Pop Art was Hans Ticha’s answer to the propaganda of the GDR. His brightly coloured illustrations with voluminously shaped figures and geometric limbs still illustrate volumes of poetry and children’s books to this day. The exhibition Hans Ticha – Prints 1966-2017 at the Museum für Druckkunst provides an insight into the life’s work of the multi-award-winning painter, graphic artist and book illustrator.

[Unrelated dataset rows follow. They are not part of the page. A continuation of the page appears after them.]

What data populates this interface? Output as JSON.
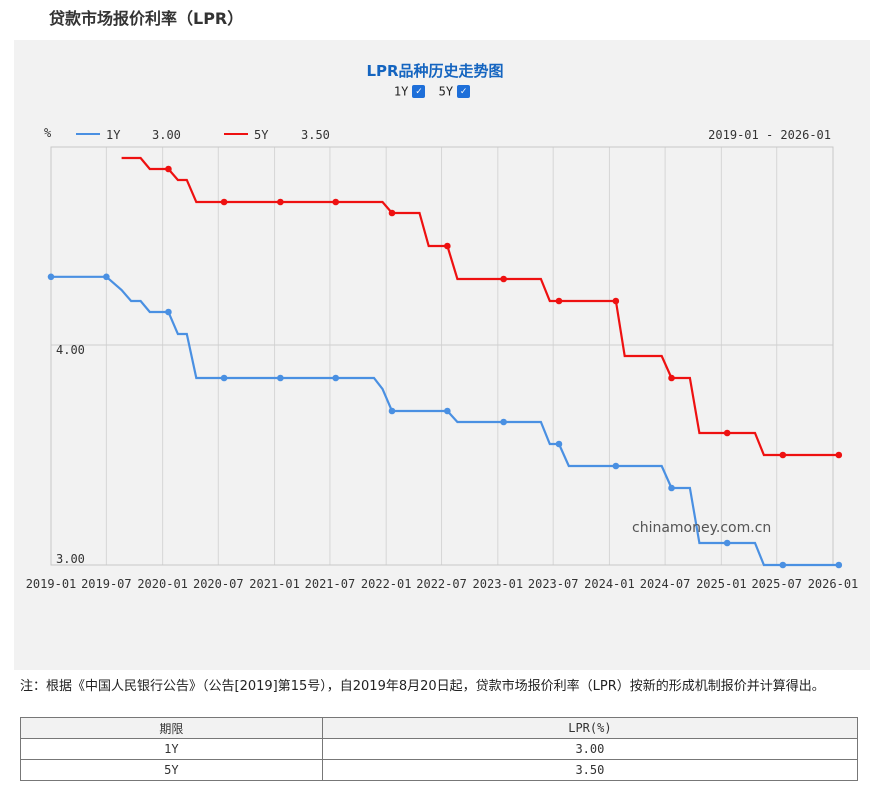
{
  "page_title": "贷款市场报价利率（LPR）",
  "legend_toggles": [
    {
      "label": "1Y",
      "checked": true
    },
    {
      "label": "5Y",
      "checked": true
    }
  ],
  "checkmark": "✓",
  "header": {
    "unit": "%",
    "date_range": "2019-01 - 2026-01"
  },
  "watermark": "chinamoney.com.cn",
  "slider_handle_glyph": "||",
  "note": "注：根据《中国人民银行公告》（公告[2019]第15号），自2019年8月20日起，贷款市场报价利率（LPR）按新的形成机制报价并计算得出。",
  "table": {
    "headers": [
      "期限",
      "LPR(%)"
    ],
    "rows": [
      [
        "1Y",
        "3.00"
      ],
      [
        "5Y",
        "3.50"
      ]
    ]
  },
  "colors": {
    "series_1y": "#4a90e2",
    "series_5y": "#ee1111",
    "title": "#1565c0"
  },
  "chart_data": {
    "type": "line",
    "title": "LPR品种历史走势图",
    "ylabel": "%",
    "ylim": [
      3.0,
      4.9
    ],
    "yticks": [
      "3.00",
      "4.00"
    ],
    "xlim": [
      "2019-01",
      "2026-01"
    ],
    "xticks": [
      "2019-01",
      "2019-07",
      "2020-01",
      "2020-07",
      "2021-01",
      "2021-07",
      "2022-01",
      "2022-07",
      "2023-01",
      "2023-07",
      "2024-01",
      "2024-07",
      "2025-01",
      "2025-07",
      "2026-01"
    ],
    "grid": true,
    "legend_position": "top-left",
    "series": [
      {
        "name": "1Y",
        "last_value": "3.00",
        "color": "#4a90e2",
        "points": [
          [
            "2019-01-01",
            4.31
          ],
          [
            "2019-07-01",
            4.31
          ],
          [
            "2019-08-20",
            4.25
          ],
          [
            "2019-09-20",
            4.2
          ],
          [
            "2019-10-21",
            4.2
          ],
          [
            "2019-11-20",
            4.15
          ],
          [
            "2020-01-20",
            4.15
          ],
          [
            "2020-02-20",
            4.05
          ],
          [
            "2020-03-20",
            4.05
          ],
          [
            "2020-04-20",
            3.85
          ],
          [
            "2020-07-20",
            3.85
          ],
          [
            "2021-01-20",
            3.85
          ],
          [
            "2021-07-20",
            3.85
          ],
          [
            "2021-11-22",
            3.85
          ],
          [
            "2021-12-20",
            3.8
          ],
          [
            "2022-01-20",
            3.7
          ],
          [
            "2022-07-20",
            3.7
          ],
          [
            "2022-08-22",
            3.65
          ],
          [
            "2023-01-20",
            3.65
          ],
          [
            "2023-05-22",
            3.65
          ],
          [
            "2023-06-20",
            3.55
          ],
          [
            "2023-07-20",
            3.55
          ],
          [
            "2023-08-21",
            3.45
          ],
          [
            "2024-01-22",
            3.45
          ],
          [
            "2024-06-20",
            3.45
          ],
          [
            "2024-07-22",
            3.35
          ],
          [
            "2024-09-20",
            3.35
          ],
          [
            "2024-10-21",
            3.1
          ],
          [
            "2025-01-20",
            3.1
          ],
          [
            "2025-04-21",
            3.1
          ],
          [
            "2025-05-20",
            3.0
          ],
          [
            "2025-07-21",
            3.0
          ],
          [
            "2026-01-20",
            3.0
          ]
        ]
      },
      {
        "name": "5Y",
        "last_value": "3.50",
        "color": "#ee1111",
        "points": [
          [
            "2019-08-20",
            4.85
          ],
          [
            "2019-09-20",
            4.85
          ],
          [
            "2019-10-21",
            4.85
          ],
          [
            "2019-11-20",
            4.8
          ],
          [
            "2020-01-20",
            4.8
          ],
          [
            "2020-02-20",
            4.75
          ],
          [
            "2020-03-20",
            4.75
          ],
          [
            "2020-04-20",
            4.65
          ],
          [
            "2020-07-20",
            4.65
          ],
          [
            "2021-01-20",
            4.65
          ],
          [
            "2021-07-20",
            4.65
          ],
          [
            "2021-12-20",
            4.65
          ],
          [
            "2022-01-20",
            4.6
          ],
          [
            "2022-04-20",
            4.6
          ],
          [
            "2022-05-20",
            4.45
          ],
          [
            "2022-07-20",
            4.45
          ],
          [
            "2022-08-22",
            4.3
          ],
          [
            "2023-01-20",
            4.3
          ],
          [
            "2023-05-22",
            4.3
          ],
          [
            "2023-06-20",
            4.2
          ],
          [
            "2023-07-20",
            4.2
          ],
          [
            "2024-01-22",
            4.2
          ],
          [
            "2024-02-20",
            3.95
          ],
          [
            "2024-06-20",
            3.95
          ],
          [
            "2024-07-22",
            3.85
          ],
          [
            "2024-09-20",
            3.85
          ],
          [
            "2024-10-21",
            3.6
          ],
          [
            "2025-01-20",
            3.6
          ],
          [
            "2025-04-21",
            3.6
          ],
          [
            "2025-05-20",
            3.5
          ],
          [
            "2025-07-21",
            3.5
          ],
          [
            "2026-01-20",
            3.5
          ]
        ]
      }
    ],
    "dot_dates": {
      "1Y": [
        "2019-01-01",
        "2019-07-01",
        "2020-01-20",
        "2020-07-20",
        "2021-01-20",
        "2021-07-20",
        "2022-01-20",
        "2022-07-20",
        "2023-01-20",
        "2023-07-20",
        "2024-01-22",
        "2024-07-22",
        "2025-01-20",
        "2025-07-21",
        "2026-01-20"
      ],
      "5Y": [
        "2020-01-20",
        "2020-07-20",
        "2021-01-20",
        "2021-07-20",
        "2022-01-20",
        "2022-07-20",
        "2023-01-20",
        "2023-07-20",
        "2024-01-22",
        "2024-07-22",
        "2025-01-20",
        "2025-07-21",
        "2026-01-20"
      ]
    }
  }
}
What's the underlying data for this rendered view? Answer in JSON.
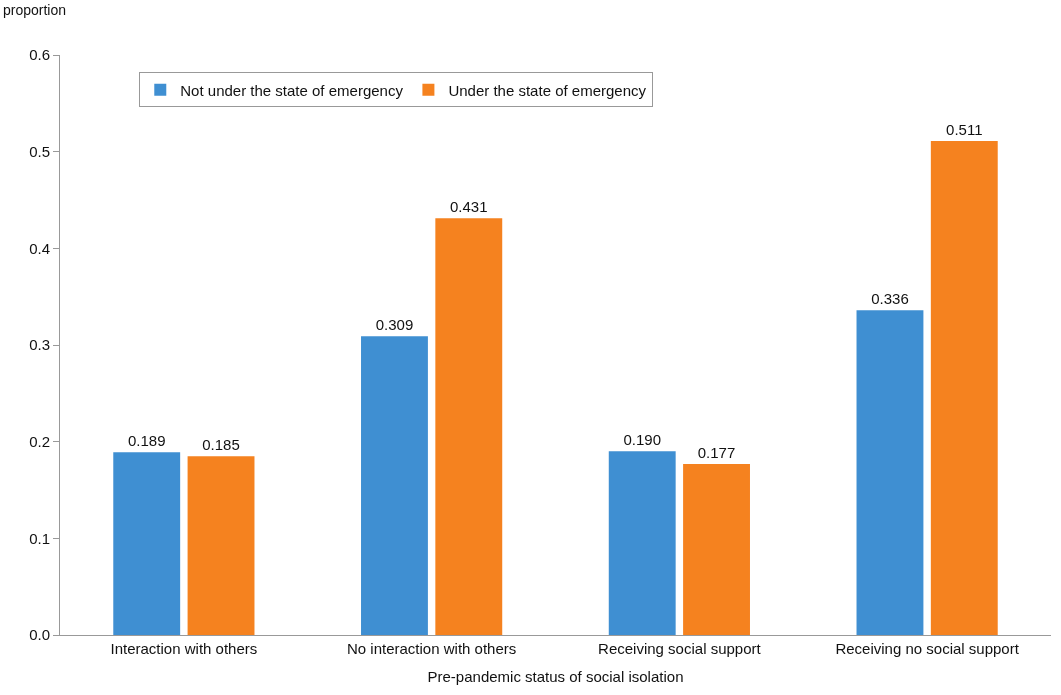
{
  "chart_data": {
    "type": "bar",
    "xlabel": "Pre-pandemic status of social isolation",
    "ylabel": "proportion",
    "categories": [
      "Interaction with others",
      "No interaction with others",
      "Receiving social support",
      "Receiving no social support"
    ],
    "series": [
      {
        "name": "Not under the state of emergency",
        "color": "#3f8fd2",
        "values": [
          0.189,
          0.309,
          0.19,
          0.336
        ],
        "value_labels": [
          "0.189",
          "0.309",
          "0.190",
          "0.336"
        ]
      },
      {
        "name": "Under the state of emergency",
        "color": "#f5821f",
        "values": [
          0.185,
          0.431,
          0.177,
          0.511
        ],
        "value_labels": [
          "0.185",
          "0.431",
          "0.177",
          "0.511"
        ]
      }
    ],
    "ylim": [
      0,
      0.6
    ],
    "yticks": [
      {
        "value": 0,
        "label": "0.0"
      },
      0.1,
      0.2,
      0.3,
      0.4,
      0.5,
      0.6
    ],
    "legend": "top left"
  }
}
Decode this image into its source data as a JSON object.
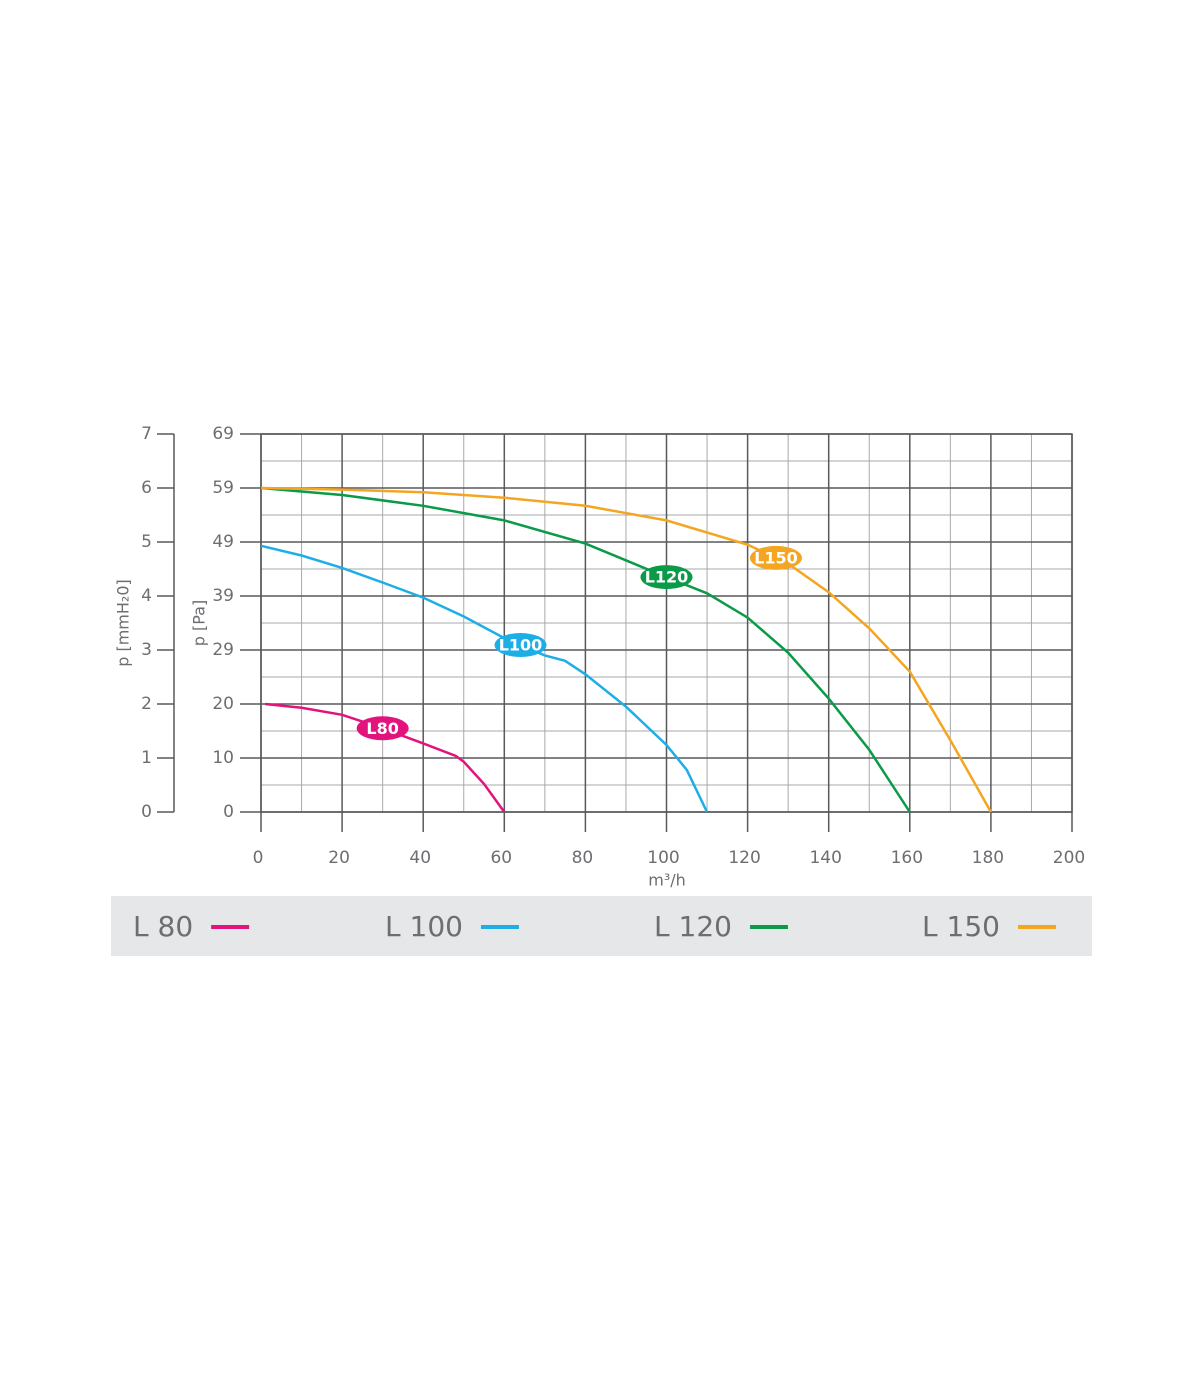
{
  "chart_data": {
    "type": "line",
    "xlabel": "m³/h",
    "ylabel": "p [mmH₂0]",
    "y2label": "p [Pa]",
    "xlim": [
      0,
      200
    ],
    "xticks": [
      0,
      20,
      40,
      60,
      80,
      100,
      120,
      140,
      160,
      180,
      200
    ],
    "ylim": [
      0,
      7
    ],
    "yticks": [
      0,
      1,
      2,
      3,
      4,
      5,
      6,
      7
    ],
    "y2lim": [
      0,
      68.67
    ],
    "y2ticks": [
      0,
      {
        "value": 9.81,
        "label": "10"
      },
      {
        "value": 19.62,
        "label": "20"
      },
      {
        "value": 29.43,
        "label": "29"
      },
      {
        "value": 39.24,
        "label": "39"
      },
      {
        "value": 49.05,
        "label": "49"
      },
      {
        "value": 58.86,
        "label": "59"
      },
      {
        "value": 68.67,
        "label": "69"
      }
    ],
    "grid": true,
    "series": [
      {
        "name": "L 80",
        "label": "L80",
        "color": "#e2137d",
        "x": [
          1,
          10,
          20,
          30,
          40,
          48,
          50,
          55,
          60
        ],
        "values": [
          2.0,
          1.93,
          1.8,
          1.55,
          1.27,
          1.04,
          0.93,
          0.52,
          0
        ]
      },
      {
        "name": "L 100",
        "label": "L100",
        "color": "#1eaee6",
        "x": [
          0,
          10,
          20,
          30,
          40,
          50,
          60,
          70,
          75,
          80,
          90,
          100,
          105,
          110
        ],
        "values": [
          4.93,
          4.75,
          4.52,
          4.25,
          3.97,
          3.62,
          3.22,
          2.9,
          2.8,
          2.55,
          1.95,
          1.24,
          0.78,
          0
        ]
      },
      {
        "name": "L 120",
        "label": "L120",
        "color": "#0a9a48",
        "x": [
          0,
          20,
          40,
          60,
          80,
          100,
          110,
          120,
          130,
          140,
          150,
          160
        ],
        "values": [
          6.0,
          5.87,
          5.67,
          5.4,
          4.97,
          4.35,
          4.05,
          3.6,
          2.95,
          2.1,
          1.15,
          0
        ]
      },
      {
        "name": "L 150",
        "label": "L150",
        "color": "#f4a521",
        "x": [
          0,
          20,
          40,
          60,
          80,
          100,
          120,
          130,
          140,
          150,
          160,
          170,
          180
        ],
        "values": [
          6.0,
          5.97,
          5.92,
          5.82,
          5.67,
          5.4,
          4.95,
          4.6,
          4.07,
          3.4,
          2.6,
          1.33,
          0
        ]
      }
    ]
  }
}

The exhibition presents works from the fields of woodcut, serigraphy, algraphy and lithography until 15 September 2024. It focuses on the special significance of graphic printing techniques. The first presentation of Hans Ticha’s graphic works at the Museum für Druckkunst is a prelude to the anniversary exhibition with which the Büchergilde Gutenberg will celebrate its 100th anniversary at the Museum für Druckkunst from the end of August. Hans Ticha has illustrated numerous volumes of poetry and children’s books for Büchergilde Gutenberg and is still regarded as its illustrator with the highest circulation.
Hans Ticha
Ticha’s work includes paintings, objects, posters, prints and drawings. As a book illustrator for fiction, but above all for children’s and young adult literature, he worked for all major publishers in the GDR and began his collaboration with Büchergilde Gutenberg even before reunification, for which he is still considered the illustrator with the highest circulation. His last illustrated book of poetry, O die Möglichkeiten by Bertolt Brecht, was published in 2022. He has received several awards for his more than 100 illustrated books, most recently the 2022 German Youth Literature Prize.
Museum of Printing Arts
Since its foundation in 1994, the Museum of Printing Arts has dedicated itself to the cultural heritage of printing technology and sees itself as a lively place with a special workshop atmosphere, presenting 550 years of printing and media history on four floors with around 100 functioning machines and presses. The artistic printing techniques of relief, intaglio and planographic printing, which are listed in the German UNESCO Commission’s nationwide list of intangible cultural heritage, are preserved, maintained and communicated. The museum is located in a listed building in the former industrial district of Leipzig-Plagwitz. The four-winged building looks back on over 100 years of tradition as a printing works and is therefore home to one of the last historical printing workshops. The museum’s core collection is based on the Schumacher Gebler Collection, which comprises a unique ensemble of printing presses, lead type and type matrices.